The influencer marketing game might need some course correction, but there is no doubt it has value. A study conducted by Twitter and Annalect found that users report a 5.2X increase in purchase intent when exposed to promotional content by influencers.

That said, no one is under any illusions that there has been a major breakdown in trust between brands and influencers, influencers and platforms, influencers and consumers, brands and consumers, and well, just about everyone. So how do we get the trust back?

However fake or phoney influencers have come to be portrayed, authenticity is actually a #1 priority in determining whether they would work with a brand. Influencer marketing is effectively a collaboration between two different brands and in doing so, both brands are at stake. The influencer acts as a human ambassador for the company, giving a face to the corporate name. The value is lost if that human face and message feels heavily contrived and controlled, it’s really just straight back to blatant advertising.

If brands want the human face and message to be honest then they need to start with some truth and word-of-mouth recommendations are as truthful as marketing gets. They are honest endorsements from one person to another and not because the person was paid to say it. Word of mouth has a high potential to convert into sales and billions of word-of-mouth recommendations are made everyday online. The real challenge is turning them into a measurable, scalable marketing strategy: scale those obstacles and influencer marketing, and influencers themselves, have a better future ahead.

Bringing word of mouth to blockchain

This is where the WOM Token wants to bring change. Forget macro, micro or nano influencers for a moment. Disregard the vanity metrics. Just think about the qualities an influential piece of content would need to have to influence people to purchase a particular brand, product, service or experience. It would need to be honest, not paid for upfront. It would need to be relevant to the audience. And it would need to make the brand or product feel desirable. If it has met those criteria then it would need to be fairly rewarded.

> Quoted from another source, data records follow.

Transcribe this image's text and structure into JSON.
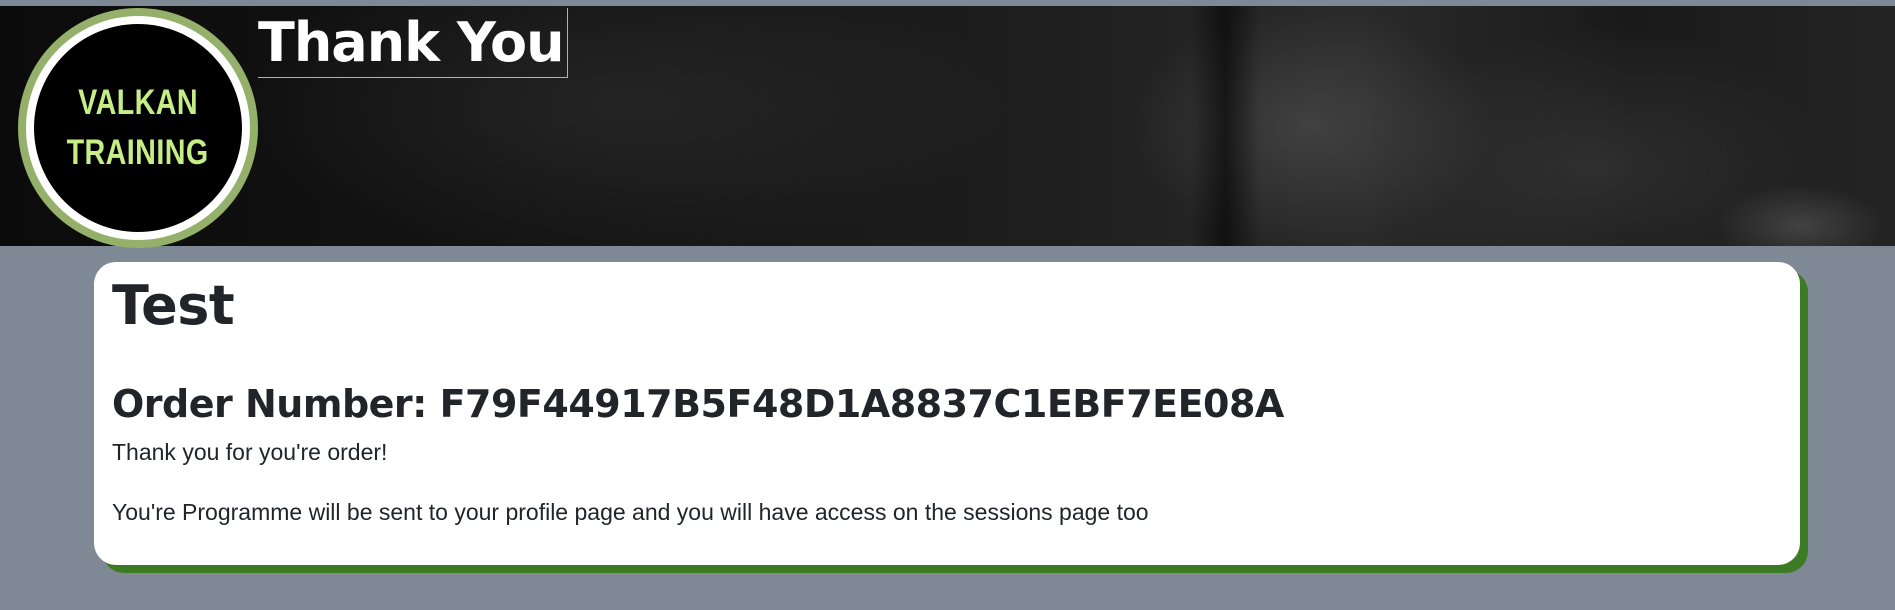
{
  "header": {
    "logo": {
      "line1": "VALKAN",
      "line2": "TRAINING"
    },
    "title": "Thank You"
  },
  "card": {
    "title": "Test",
    "order_label": "Order Number:",
    "order_number": "F79F44917B5F48D1A8837C1EBF7EE08A",
    "message1": "Thank you for you're order!",
    "message2": "You're Programme will be sent to your profile page and you will have access on the sessions page too"
  },
  "colors": {
    "page_background": "#7f8995",
    "logo_ring": "#94b06a",
    "logo_text": "#c7ee86",
    "card_shadow": "#3d7a24",
    "title_border": "#8fd06a"
  }
}
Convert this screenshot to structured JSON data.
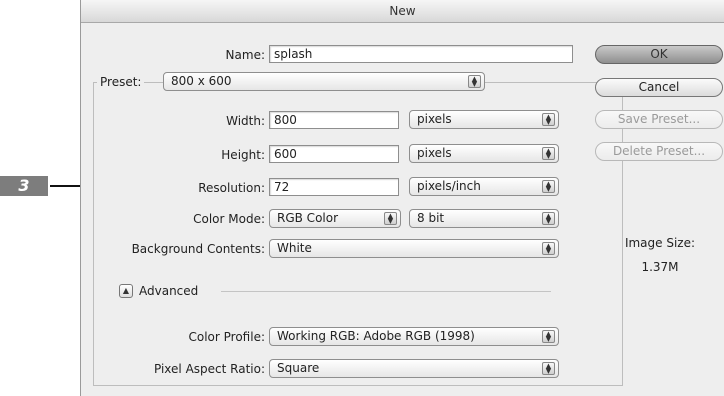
{
  "callout": {
    "step_number": "3"
  },
  "dialog": {
    "title": "New",
    "name_label": "Name:",
    "name_value": "splash",
    "preset_label": "Preset:",
    "preset_value": "800 x 600",
    "width_label": "Width:",
    "width_value": "800",
    "width_unit": "pixels",
    "height_label": "Height:",
    "height_value": "600",
    "height_unit": "pixels",
    "resolution_label": "Resolution:",
    "resolution_value": "72",
    "resolution_unit": "pixels/inch",
    "color_mode_label": "Color Mode:",
    "color_mode_value": "RGB Color",
    "bit_depth_value": "8 bit",
    "background_label": "Background Contents:",
    "background_value": "White",
    "advanced_label": "Advanced",
    "color_profile_label": "Color Profile:",
    "color_profile_value": "Working RGB:  Adobe RGB (1998)",
    "pixel_aspect_label": "Pixel Aspect Ratio:",
    "pixel_aspect_value": "Square"
  },
  "buttons": {
    "ok": "OK",
    "cancel": "Cancel",
    "save_preset": "Save Preset...",
    "delete_preset": "Delete Preset..."
  },
  "image_size": {
    "label": "Image Size:",
    "value": "1.37M"
  },
  "icons": {
    "step_arrow": "right-arrow-icon",
    "popup_arrows": "up-down-arrows-icon",
    "disclosure": "disclosure-triangle-icon"
  }
}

The WOM Protocol works by creating an ecosystem of brands, creators, curators and platforms all working together. Genuine fans are encouraged to create recommendations for the products they love, it doesn’t matter whether the brand is globally known or a small independent. No brand can pay a fan to create promotional content, they can only contribute towards a rewards pool that ensures all content creators are rewarded in WOM Tokens for their effort. Curators step in to quality-check content before it gets rewarded to filter out anything fake or inauthentic. These are also members of the community who choose to earn their rewards by keeping the system honest. And above all participants sit a sophisticated set of checks and balances, such as staking tokens upfront — both by the creators and the curators — to eliminate the chances of foul play.

The WOM Token enables people to become advocates for their favorite brands. It gives influencers a more authentic way to monetize and a freedom of choice over who they promote. Passion, creativity and honesty are the key vital elements that can turn around influencer marketing and rebuild trust for everyone. The game isn’t over, the rules have just changed.